The reductions, part of a wider restructuring of the manufacturer, are expected to narrow annual costs by as much as US$900 million, 3M said in a statement reporting first-quarter earnings on Tuesday. 

These actions “will reduce costs at the corporate center, further simplify and strengthen our supply chain structure, and streamline our go-to-market business models, which will improve margins and cash flow,” Chief Executive Officer Mike Roman said in the statement.

The stock rose 1.5 per cent at 7:05 a.m. in early trading in New York. Shares of the St. Paul, Minnesota-based manufacturing giant had declined 12 per cent this year, the worst performance in the Dow Jones Industrial Average.

The results highlight how the maker of Post-it notes, respirators and smartphone display materials is struggling to shake off weak demand for consumer goods, electronics and more of its roughly 60,000 products. Sales of virus-filtering respirators coming off pandemic-fueled highs and China's choppy economic reopening have also weighed on 3M's results.
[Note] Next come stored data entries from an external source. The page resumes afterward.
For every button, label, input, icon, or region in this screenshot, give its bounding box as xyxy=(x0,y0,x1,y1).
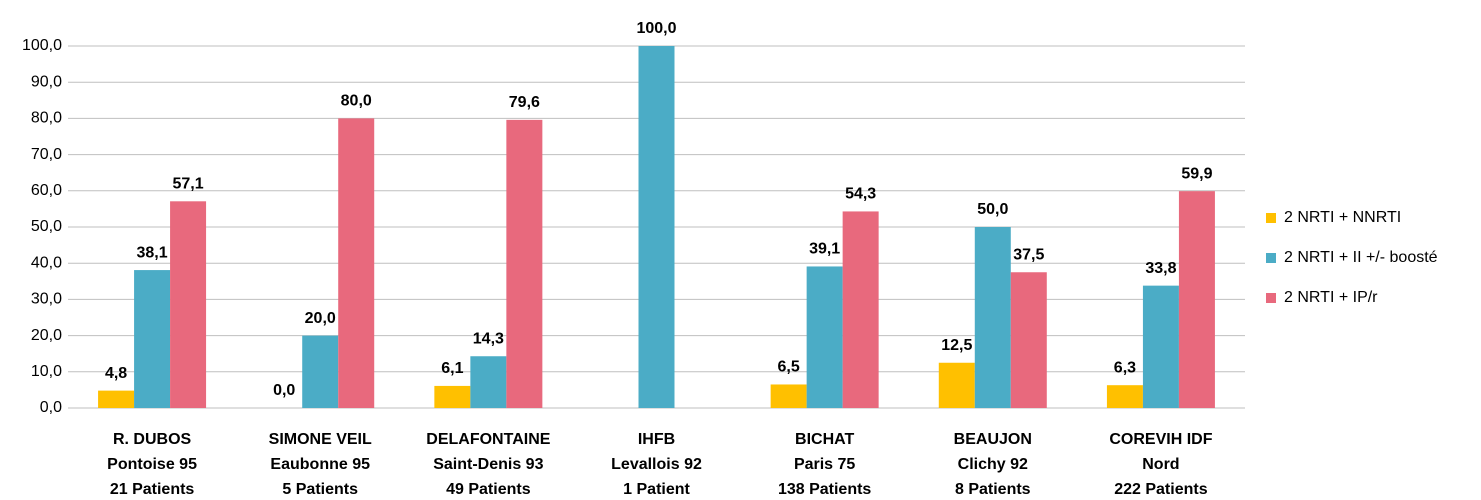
x-tick-label: Levallois 92 xyxy=(611,456,702,473)
x-tick-label: Paris 75 xyxy=(794,456,855,473)
legend-label: 2 NRTI + IP/r xyxy=(1284,289,1378,306)
x-tick-label: R. DUBOS xyxy=(113,431,192,448)
x-tick-label: 5 Patients xyxy=(282,481,358,498)
x-tick-label: Pontoise 95 xyxy=(107,456,197,473)
data-label: 38,1 xyxy=(137,244,168,261)
data-label: 50,0 xyxy=(977,201,1008,218)
data-label: 100,0 xyxy=(636,20,676,37)
x-tick-label: Nord xyxy=(1142,456,1179,473)
data-label: 80,0 xyxy=(341,93,372,110)
legend-label: 2 NRTI + II +/- boosté xyxy=(1284,249,1438,266)
data-label: 37,5 xyxy=(1013,246,1044,263)
bar xyxy=(1178,191,1215,408)
x-tick-label: 49 Patients xyxy=(446,481,531,498)
data-label: 0,0 xyxy=(273,382,295,399)
x-tick-label: 1 Patient xyxy=(623,481,690,498)
y-tick-label: 60,0 xyxy=(31,182,62,199)
data-label: 6,3 xyxy=(1114,359,1136,376)
bar xyxy=(302,335,339,408)
bar xyxy=(1142,285,1179,408)
y-tick-label: 10,0 xyxy=(31,363,62,380)
data-label: 4,8 xyxy=(105,365,127,382)
y-tick-label: 40,0 xyxy=(31,254,62,271)
x-tick-label: SIMONE VEIL xyxy=(269,431,372,448)
data-label: 12,5 xyxy=(941,337,972,354)
y-tick-label: 90,0 xyxy=(31,73,62,90)
data-label: 20,0 xyxy=(305,310,336,327)
bar xyxy=(170,201,207,408)
data-label: 54,3 xyxy=(845,186,876,203)
x-tick-label: BICHAT xyxy=(795,431,854,448)
bar xyxy=(134,270,171,408)
data-label: 33,8 xyxy=(1145,260,1176,277)
y-tick-label: 30,0 xyxy=(31,291,62,308)
x-tick-label: 21 Patients xyxy=(110,481,195,498)
bar xyxy=(1106,385,1143,408)
data-label: 59,9 xyxy=(1181,165,1212,182)
bar xyxy=(98,390,135,408)
bar xyxy=(770,384,807,408)
bar xyxy=(638,46,675,408)
x-tick-label: Eaubonne 95 xyxy=(270,456,370,473)
data-label: 57,1 xyxy=(173,176,204,193)
bar xyxy=(806,266,843,408)
x-tick-label: 222 Patients xyxy=(1114,481,1207,498)
data-label: 6,1 xyxy=(441,360,463,377)
y-tick-label: 70,0 xyxy=(31,146,62,163)
x-tick-label: 8 Patients xyxy=(955,481,1031,498)
legend-swatch xyxy=(1266,213,1276,223)
x-tick-label: Clichy 92 xyxy=(958,456,1028,473)
x-tick-label: BEAUJON xyxy=(954,431,1032,448)
y-tick-label: 20,0 xyxy=(31,327,62,344)
data-label: 6,5 xyxy=(778,359,800,376)
y-tick-label: 100,0 xyxy=(22,37,62,54)
bar xyxy=(842,211,879,408)
y-tick-label: 50,0 xyxy=(31,218,62,235)
x-tick-label: DELAFONTAINE xyxy=(426,431,550,448)
y-tick-label: 80,0 xyxy=(31,110,62,127)
data-label: 14,3 xyxy=(473,330,504,347)
legend-label: 2 NRTI + NNRTI xyxy=(1284,209,1401,226)
bar xyxy=(974,227,1011,408)
bar xyxy=(1010,272,1047,408)
x-tick-label: 138 Patients xyxy=(778,481,871,498)
bar xyxy=(470,356,507,408)
bar xyxy=(434,385,471,408)
bar xyxy=(338,118,375,409)
x-tick-label: Saint-Denis 93 xyxy=(433,456,543,473)
bar xyxy=(506,119,543,409)
bar xyxy=(938,362,975,408)
data-label: 39,1 xyxy=(809,241,840,258)
legend-swatch xyxy=(1266,293,1276,303)
x-tick-label: IHFB xyxy=(638,431,675,448)
data-label: 79,6 xyxy=(509,94,540,111)
y-tick-label: 0,0 xyxy=(40,399,62,416)
x-tick-label: COREVIH IDF xyxy=(1109,431,1212,448)
legend-swatch xyxy=(1266,253,1276,263)
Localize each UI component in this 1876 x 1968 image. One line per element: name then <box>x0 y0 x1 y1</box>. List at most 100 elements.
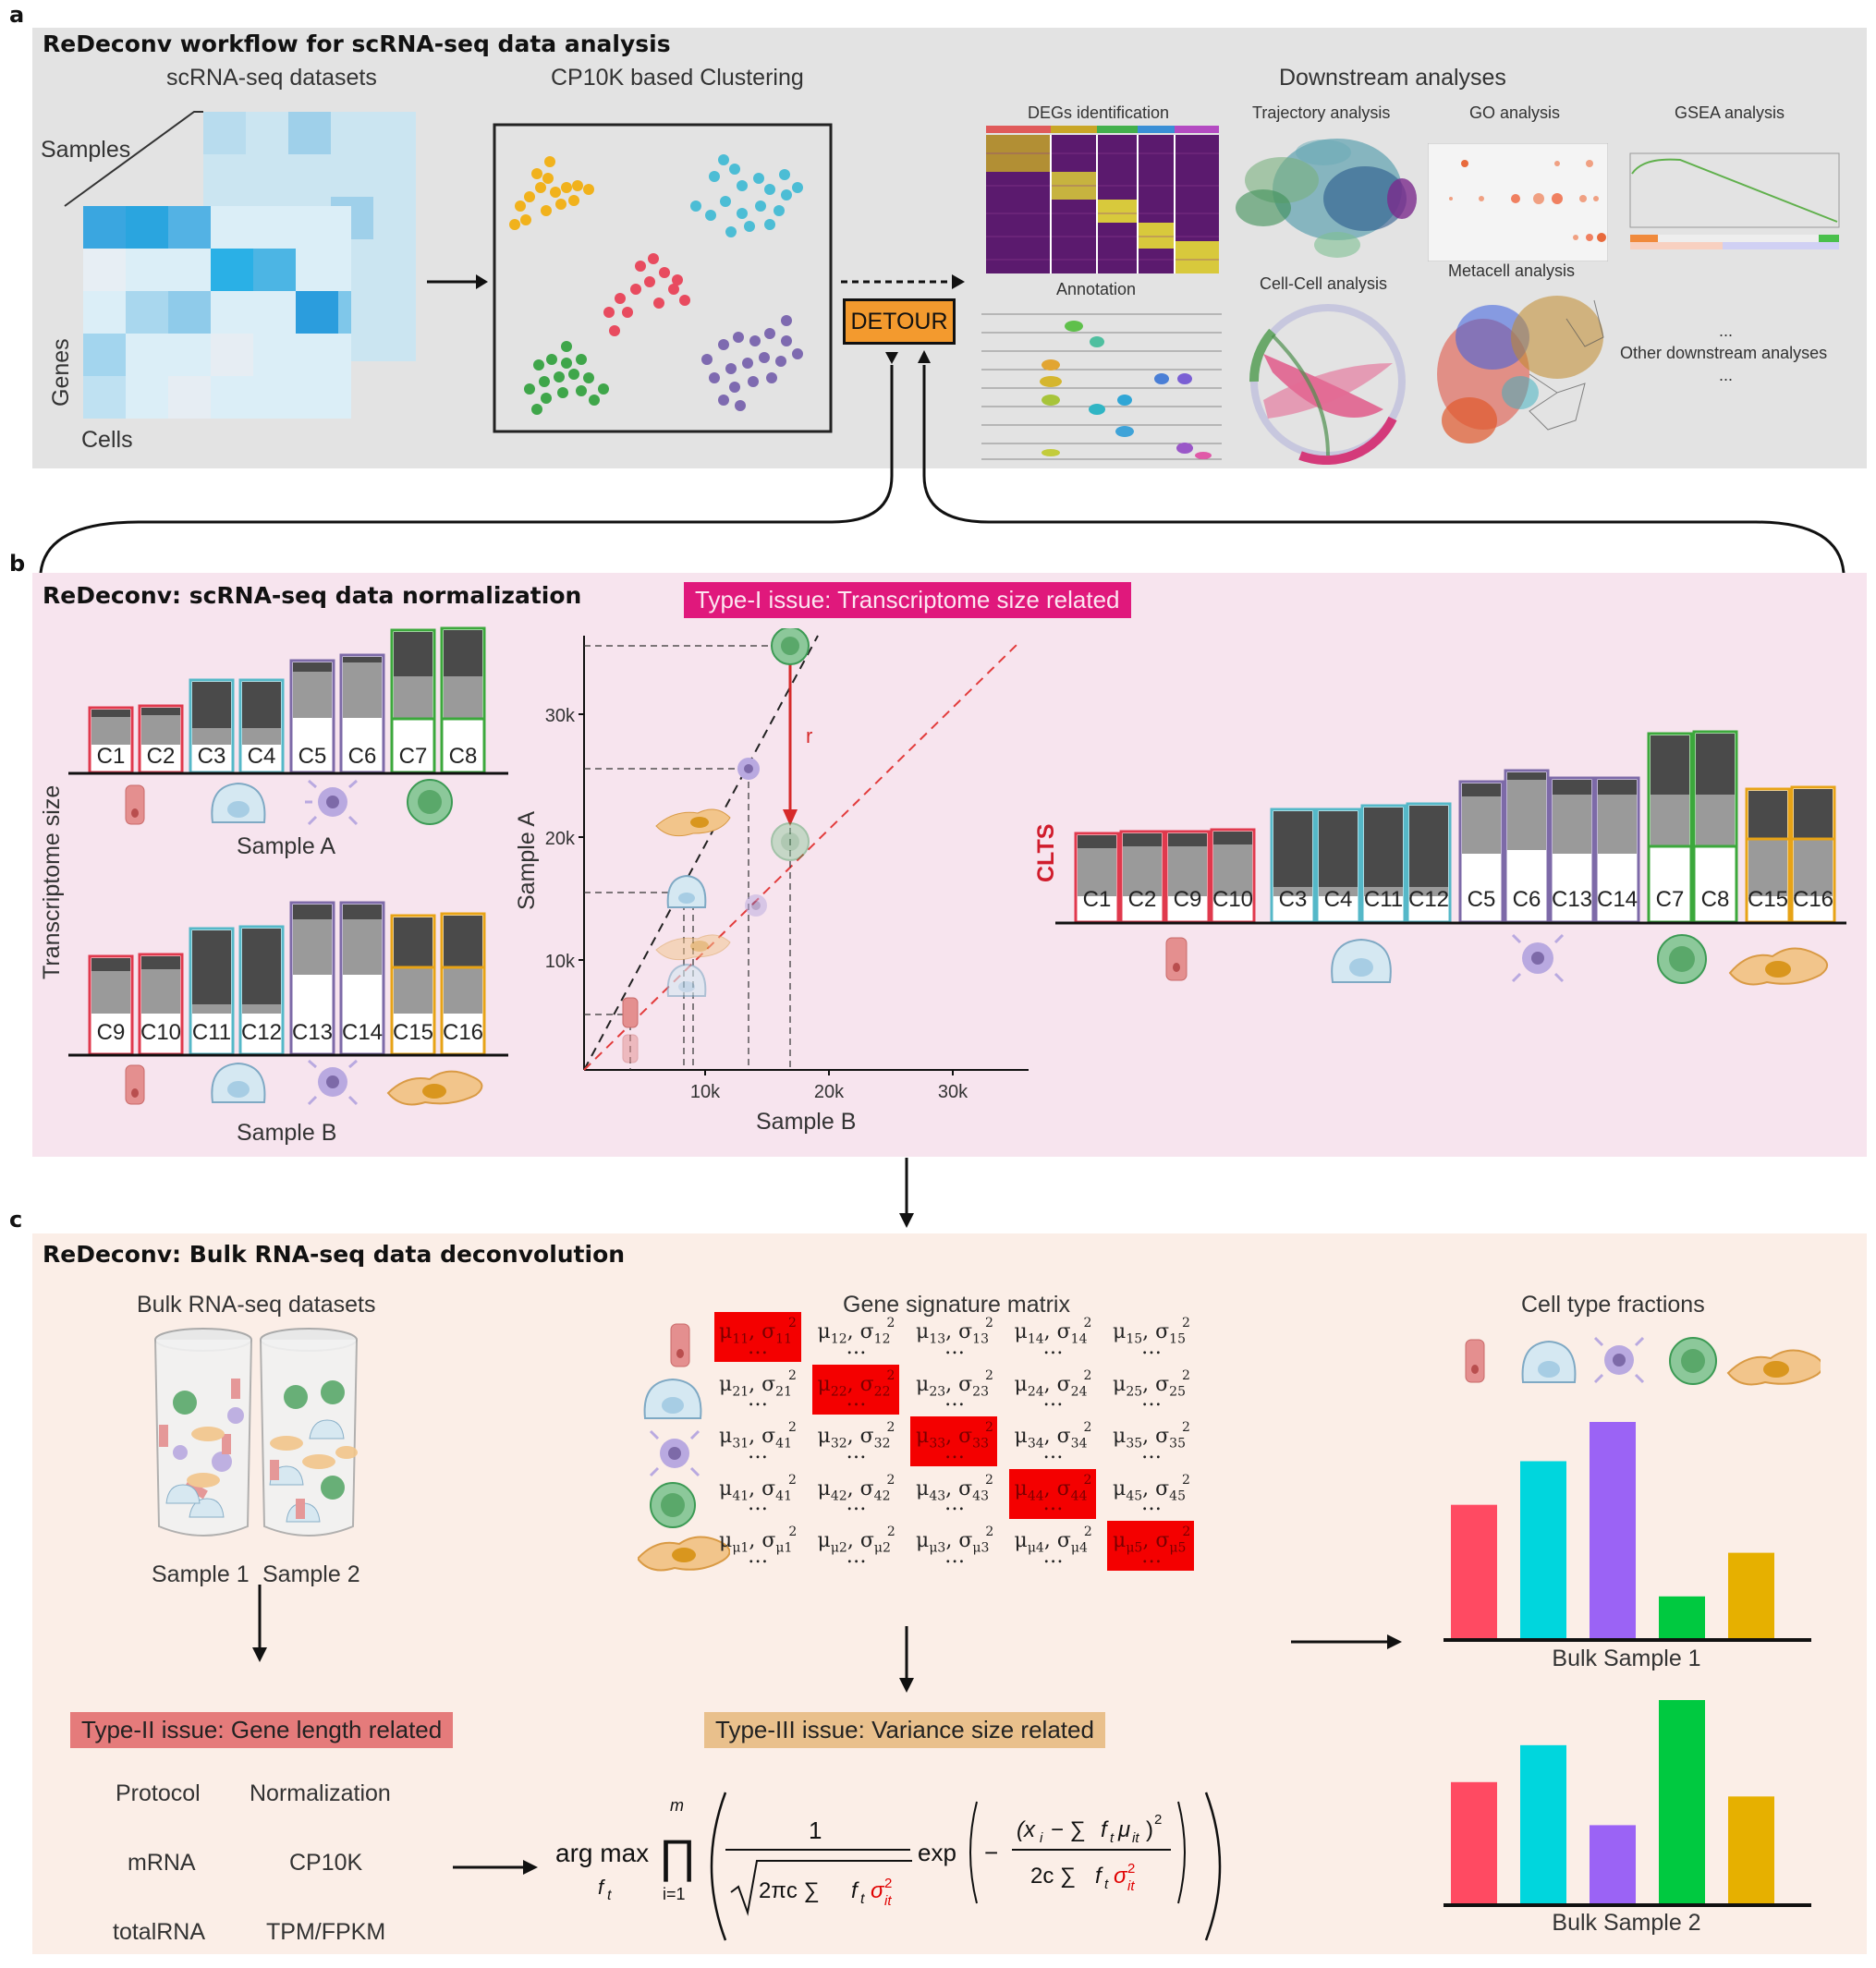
sample-a-cluster-label: C1 <box>96 744 126 769</box>
fibroblast-cell-icon-scatter <box>655 808 731 837</box>
round-cell-icon <box>643 1378 702 1419</box>
sigma-index: 43 <box>972 1488 989 1504</box>
matrix-cell: μ15, σ152… <box>1113 1316 1190 1359</box>
clts-cluster-label: C4 <box>1323 887 1353 912</box>
svg-text:it: it <box>1127 1878 1135 1894</box>
clts-cell-icons <box>1165 933 1828 986</box>
sigma-index: 41 <box>775 1488 792 1504</box>
sigma-index: μ3 <box>972 1540 990 1556</box>
panel-b-title: ReDeconv: scRNA-seq data normalization <box>43 582 582 609</box>
fraction-bar <box>1659 1700 1705 1905</box>
mu-index: 45 <box>1126 1488 1143 1504</box>
matrix-title: Gene signature matrix <box>843 1292 1070 1318</box>
matrix-diagonal-highlight <box>910 1416 997 1466</box>
matrix-cell: μ24, σ242… <box>1014 1367 1092 1412</box>
sample-a-cluster-label: C4 <box>247 744 276 769</box>
bulk-sample-1-chart <box>1451 1422 1774 1640</box>
mu-index: 23 <box>929 1384 946 1400</box>
fraction-bar <box>1590 1422 1636 1640</box>
fibroblast-cell-icon <box>638 1536 730 1572</box>
clts-cluster-label: C12 <box>1407 887 1450 912</box>
fraction-bar-charts: Bulk Sample 1 Bulk Sample 2 <box>1444 1422 1811 1936</box>
arrow-to-fractions <box>1291 1634 1402 1649</box>
mu-index: 42 <box>830 1488 847 1504</box>
clts-cluster-label: C6 <box>1512 887 1541 912</box>
sigma-index: μ5 <box>1169 1540 1187 1556</box>
protocol-header: Protocol <box>116 1780 201 1806</box>
scatter-plot: 10k 20k 30k 10k 20k 30k r <box>545 628 1029 1102</box>
immune-cell-icon-scatter <box>737 758 760 780</box>
sigma-index: μ1 <box>775 1540 793 1556</box>
sample-1-label: Sample 1 <box>152 1561 250 1587</box>
fraction-cell-icons <box>1465 1336 1821 1386</box>
matrix-cell: μ45, σ452… <box>1113 1472 1190 1516</box>
sample-a-cluster-label: C6 <box>347 744 377 769</box>
formula-prod-top: m <box>670 1796 684 1815</box>
sample-2-label: Sample 2 <box>262 1561 360 1587</box>
go-dotplot <box>1428 143 1608 261</box>
sigma-index: 14 <box>1070 1331 1088 1347</box>
sigma-index: 44 <box>1070 1488 1088 1504</box>
sigma-index: 13 <box>972 1331 989 1347</box>
matrix-diagonal-highlight <box>714 1312 801 1362</box>
sigma-index: 25 <box>1169 1384 1186 1400</box>
mu-index: 41 <box>732 1488 749 1504</box>
panel-letter-a: a <box>9 2 25 28</box>
detour-label: DETOUR <box>850 308 948 334</box>
sigma-index: 41 <box>775 1436 792 1452</box>
go-label: GO analysis <box>1469 103 1561 122</box>
other-dots-top: ... <box>1719 322 1734 340</box>
fraction-bar <box>1451 1781 1497 1905</box>
epithelial-cell-icon <box>670 1323 690 1367</box>
mu-index: 32 <box>830 1436 847 1452</box>
arrow-to-type-iii <box>899 1626 914 1693</box>
sample-b-cluster-label: C12 <box>240 1020 283 1045</box>
granule-cell-icon <box>1657 934 1707 984</box>
sigma-index: 42 <box>873 1488 891 1504</box>
trajectory-label: Trajectory analysis <box>1252 103 1391 122</box>
sample-a-cluster-label: C3 <box>197 744 226 769</box>
round-cell-icon-faded <box>666 963 707 997</box>
sample-a-bars: C1 C2 C3 C4 C5 C6 C7 C8 <box>61 610 523 776</box>
detour-button[interactable]: DETOUR <box>843 298 956 345</box>
matrix-cell: μ13, σ132… <box>916 1316 993 1359</box>
clts-cluster-label: C2 <box>1127 887 1157 912</box>
mu-index: 44 <box>1027 1488 1044 1504</box>
svg-text:i: i <box>1040 1830 1043 1846</box>
gsea-plot <box>1629 152 1840 249</box>
svg-text:μ: μ <box>1117 1817 1130 1842</box>
granule-cell-icon-scatter <box>771 628 810 665</box>
mu-index: μ2 <box>830 1540 847 1556</box>
clts-cluster-label: C8 <box>1700 887 1730 912</box>
fraction-bar <box>1451 1504 1497 1640</box>
bulk-sample-1-label: Bulk Sample 1 <box>1552 1646 1700 1671</box>
immune-cell-icon-faded <box>745 894 767 917</box>
other-analyses-label: Other downstream analyses <box>1620 344 1828 362</box>
downstream-title: Downstream analyses <box>1279 65 1506 91</box>
round-cell-icon <box>1521 1340 1577 1383</box>
sigma-index: 21 <box>775 1384 792 1400</box>
mu-index: 24 <box>1027 1384 1044 1400</box>
round-cell-icon <box>211 1062 266 1103</box>
clts-cluster-label: C13 <box>1551 887 1593 912</box>
clustering-plot <box>493 123 833 433</box>
clts-cluster-label: C11 <box>1363 887 1404 912</box>
matrix-cell: μ42, σ422… <box>817 1472 895 1516</box>
bulk-sample-jars <box>154 1328 358 1537</box>
matrix-cell: μμ3, σμ32… <box>916 1525 994 1568</box>
panel-letter-c: c <box>9 1207 23 1233</box>
sample-b-cluster-label: C14 <box>341 1020 384 1045</box>
matrix-cell: μ22, σ222… <box>817 1367 895 1412</box>
svg-text:t: t <box>860 1891 865 1907</box>
round-cell-icon <box>1331 938 1392 983</box>
svg-text:t: t <box>1110 1830 1115 1846</box>
matrix-cell: μμ5, σμ52… <box>1113 1525 1191 1568</box>
epithelial-cell-icon <box>125 1064 145 1105</box>
immune-cell-icon <box>649 1429 700 1477</box>
svg-text:2: 2 <box>884 1876 892 1891</box>
sigma-index: 15 <box>1169 1331 1186 1347</box>
mu-index: 35 <box>1126 1436 1143 1452</box>
mu-index: μ1 <box>732 1540 749 1556</box>
matrix-cell: μ21, σ212… <box>719 1367 797 1412</box>
clts-cluster-label: C10 <box>1212 887 1254 912</box>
The conglomerate's operational struggles have added to investor fears over what could be billions of dollars in potential liabilities stemming from allegedly faulty earplugs supplied to U.S. combat troops and contamination from so-called forever chemicals, which 3M plans to stop producing by the end of 2025.

The company also announced management changes. The biggest being Michael Vale, a 30-year 3M veteran, being appointed to chief business and country officer, a new role on the firm's operating committee. He will report to Roman and oversee three of the firm's four units.

Adjusted earnings last quarter were US$1.97 a share compared to analyst estimates of US$1.58. Organic sales fell 4.9 per cent, less than the 6.9 per cent decline expected by Wall Street, the largest drop since the second quarter of 2020 when the pandemic ground much of the global economy to a halt. 

3M earlier this year announced plans to cut 2,500 manufacturing jobs to respond to the soft demand environment, the latest in a series of restructuring moves announced since Roman was named CEO in 2018.

The company reiterated its annual forecast for organic sales to decline as much as three per cent and adjusted earnings to be as much as US$9 a share.

The restructuring actions announced this year will result in pretax charges of as much as US$900 million, the company said.